Schwartz, 90, is near-legendary in Galveston and elsewhere in the county and probably everywhere among people who care about the public’s right to unfettered access to the public’s own beaches.
The park board voted to name 15 blocks of new beach west of 61st Street after Schwartz, who represented Galveston in the Texas House of Representatives and Senate from 1955 to 1981.
Schwartz told a Daily News reporter Monday that he was “greatly honored” the board was even considering naming something after him; he was grateful.
Anybody who has ever enjoyed a long, unimpeded walk along any Texas beach between Brownsville and Port Arthur should take a minute to be grateful for the work Schwartz did during his long career in the legislature on behalf of ordinary Texans.
His legislative career was marked by bills supporting coastal protection and the public’s right to access beaches.
He was among the main drivers behind the Texas Open Beaches Act and the law making it illegal to post signs declaring a “private beach” on public land, and he sponsored a constitutional amendment giving counties the right to regulate traffic on beaches.

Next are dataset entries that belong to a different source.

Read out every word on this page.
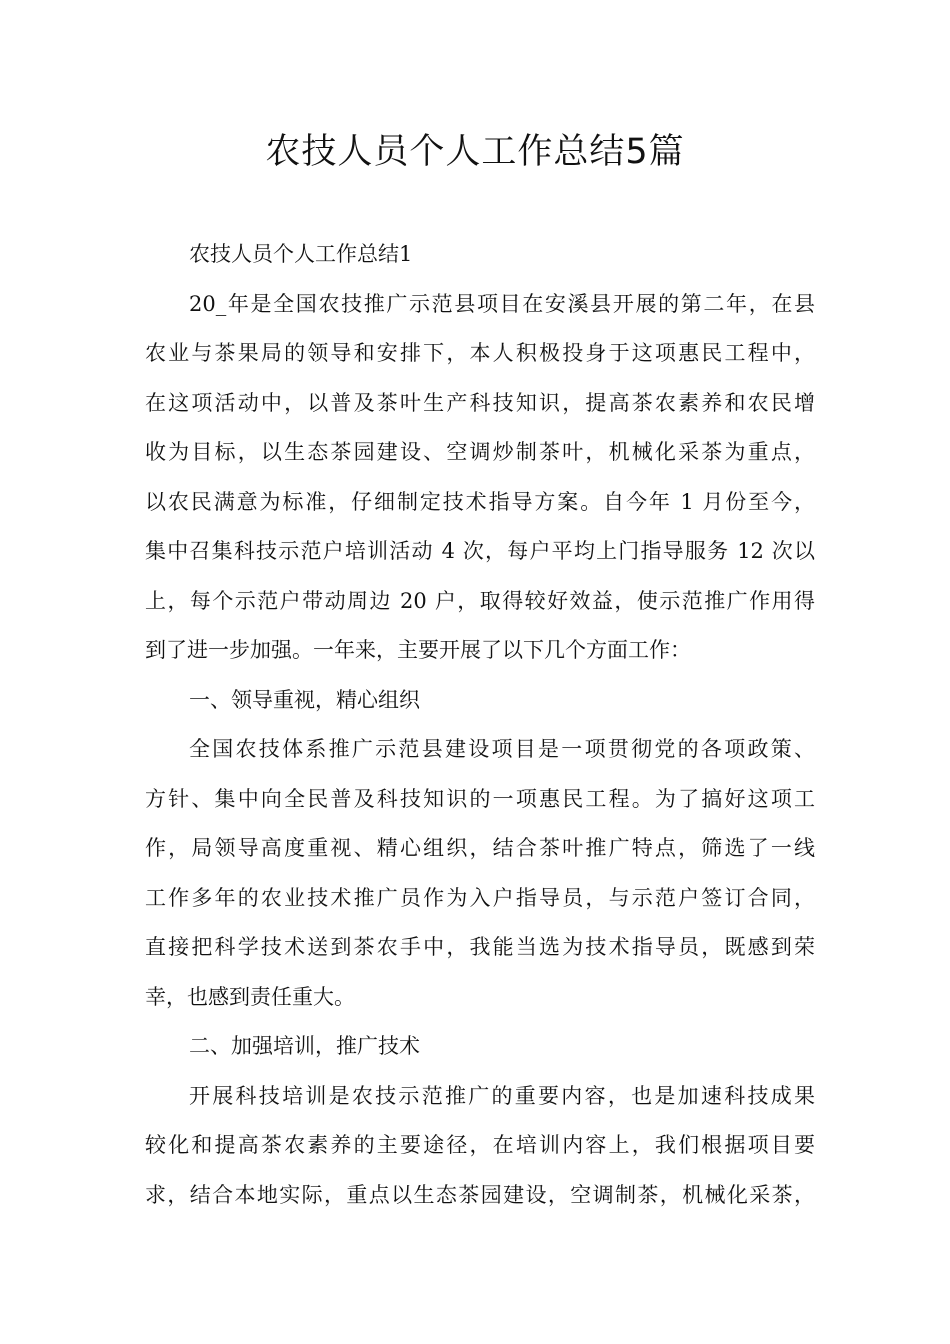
农技人员个人工作总结5篇
农技人员个人工作总结1
20_年是全国农技推广示范县项目在安溪县开展的第二年，在县
农业与茶果局的领导和安排下，本人积极投身于这项惠民工程中，
在这项活动中，以普及茶叶生产科技知识，提高茶农素养和农民增
收为目标，以生态茶园建设、空调炒制茶叶，机械化采茶为重点，
以农民满意为标准，仔细制定技术指导方案。自今年 1 月份至今，
集中召集科技示范户培训活动 4 次，每户平均上门指导服务 12 次以
上，每个示范户带动周边 20 户，取得较好效益，使示范推广作用得
到了进一步加强。一年来，主要开展了以下几个方面工作：
一、领导重视，精心组织
全国农技体系推广示范县建设项目是一项贯彻党的各项政策、
方针、集中向全民普及科技知识的一项惠民工程。为了搞好这项工
作，局领导高度重视、精心组织，结合茶叶推广特点，筛选了一线
工作多年的农业技术推广员作为入户指导员，与示范户签订合同，
直接把科学技术送到茶农手中，我能当选为技术指导员，既感到荣
幸，也感到责任重大。
二、加强培训，推广技术
开展科技培训是农技示范推广的重要内容，也是加速科技成果
较化和提高茶农素养的主要途径，在培训内容上，我们根据项目要
求，结合本地实际，重点以生态茶园建设，空调制茶，机械化采茶，
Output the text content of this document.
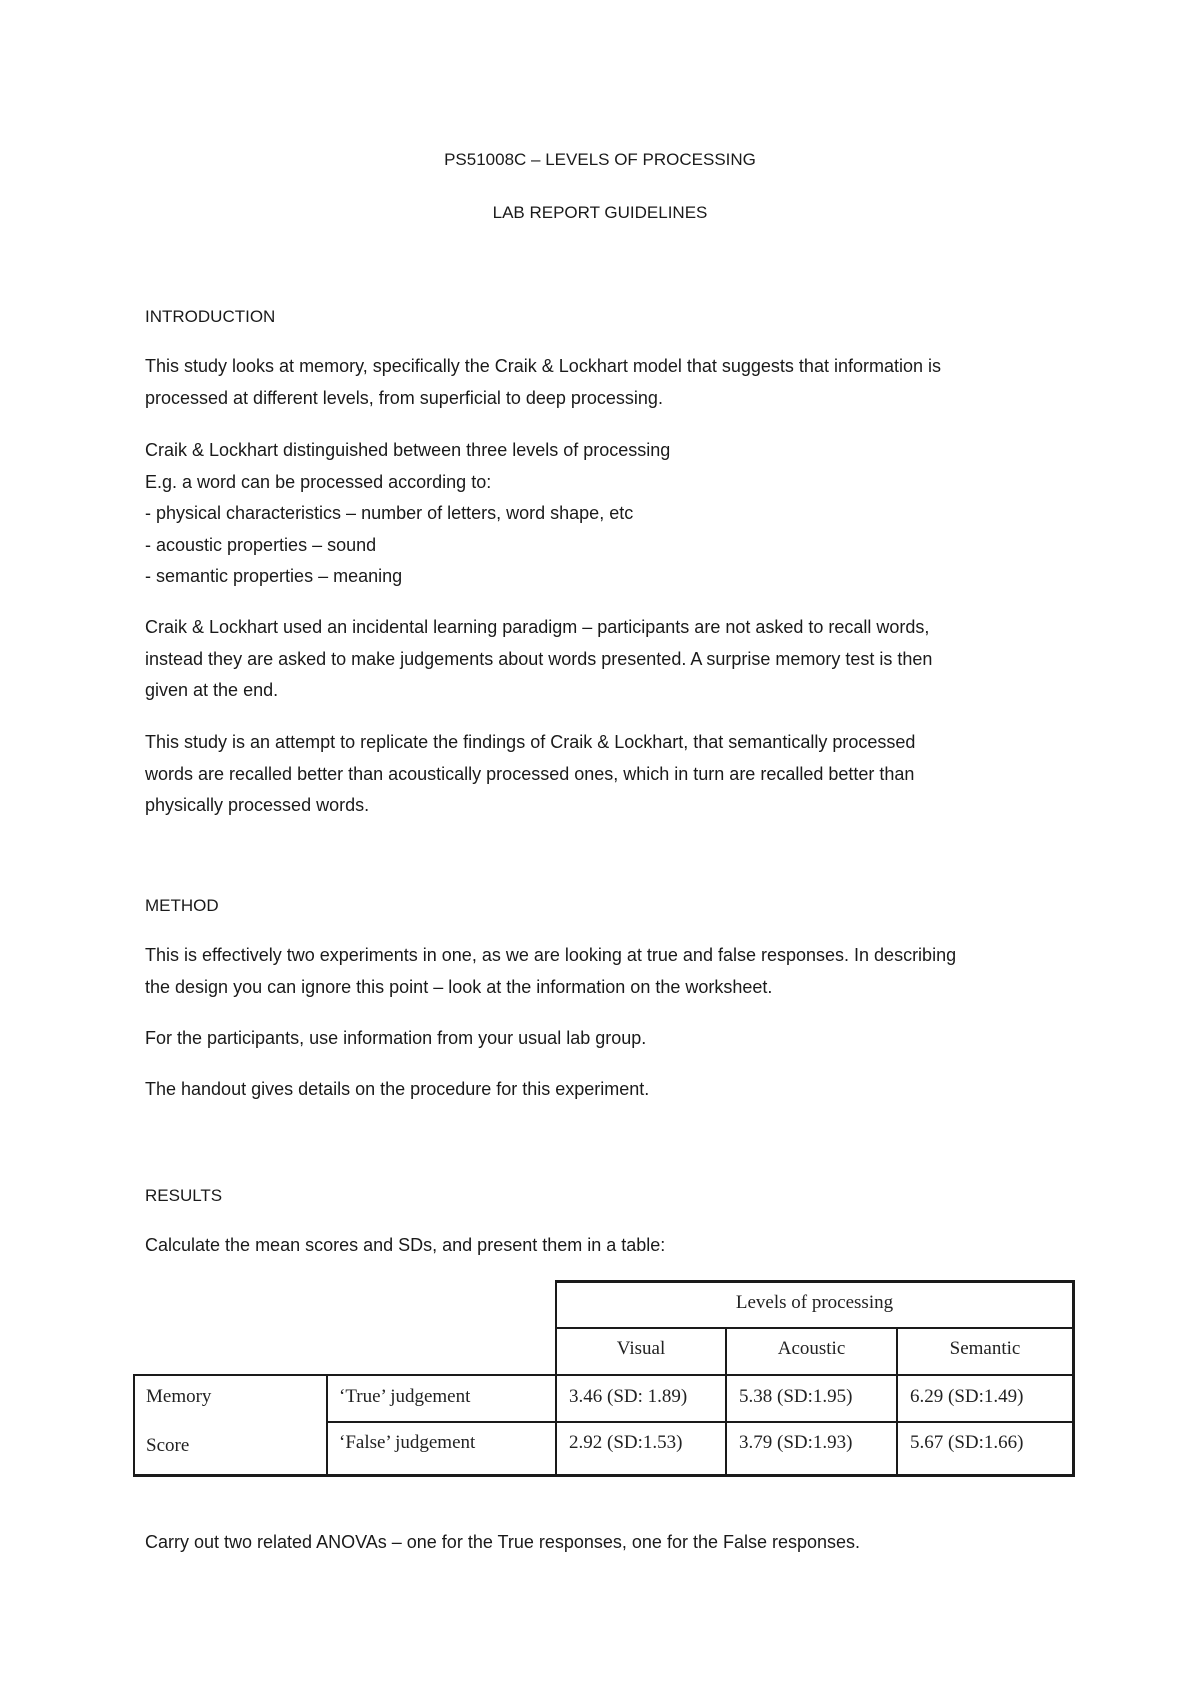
PS51008C – LEVELS OF PROCESSING
LAB REPORT GUIDELINES
INTRODUCTION
This study looks at memory, specifically the Craik & Lockhart model that suggests that information is
processed at different levels, from superficial to deep processing.
Craik & Lockhart distinguished between three levels of processing
E.g. a word can be processed according to:
- physical characteristics – number of letters, word shape, etc
- acoustic properties – sound
- semantic properties – meaning
Craik & Lockhart used an incidental learning paradigm – participants are not asked to recall words,
instead they are asked to make judgements about words presented. A surprise memory test is then
given at the end.
This study is an attempt to replicate the findings of Craik & Lockhart, that semantically processed
words are recalled better than acoustically processed ones, which in turn are recalled better than
physically processed words.
METHOD
This is effectively two experiments in one, as we are looking at true and false responses. In describing
the design you can ignore this point – look at the information on the worksheet.
For the participants, use information from your usual lab group.
The handout gives details on the procedure for this experiment.
RESULTS
Calculate the mean scores and SDs, and present them in a table:
Levels of processing
Visual	Acoustic	Semantic
Memory
Score
‘True’ judgement	3.46 (SD: 1.89)	5.38 (SD:1.95)	6.29 (SD:1.49)
‘False’ judgement	2.92 (SD:1.53)	3.79 (SD:1.93)	5.67 (SD:1.66)
Carry out two related ANOVAs – one for the True responses, one for the False responses.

In 1962, Schwartz wrote the state legislation that created the Park Board of Trustees. In 1971, he wrote the laws that created the Texas Windstorm Insurance Association, which to a large extent made it possible for people of ordinary means to afford to live along the coast.
The idea to name the beach after Schwartz came from the park board’s Beach Maintenance Advisory Committee.
“Babe has been a senator and an advocate in Austin for Galveston beaches,” said Clyde Steddum, the chairman of the advisory committee and a park board trustee. “He’s such a symbol of things in Galveston, we thought, ‘What a way to honor him.’”
The section of beach that could bear Schwartz’s name has existed only since November. Through a partnership with the U.S. Army Corps of Engineers and the Texas General Land Office, the park board created 15 blocks of beach, starting at 61st Street, using sand dredged from the Galveston Ship Channel.
Schwartz built a great legacy through his work to keep Texas beaches open to all Texans; but, like the beach that will carry his name, his legacy is susceptible to erosion.
Especially in recent years, people hostile to the notion of public beaches have had success in rolling back concepts in the Open Beaches Act that many of us had thought were safe, beyond even much argument.
If we have a Babe Schwartz in the Legislature on open-beach issues today, he has not stepped up yet, which means rank-and-file Texans will have to carry the fight or, conceivably, in 10 years or so our beaches will be as restricted as those in California, where the beaches belong to the highest bidder.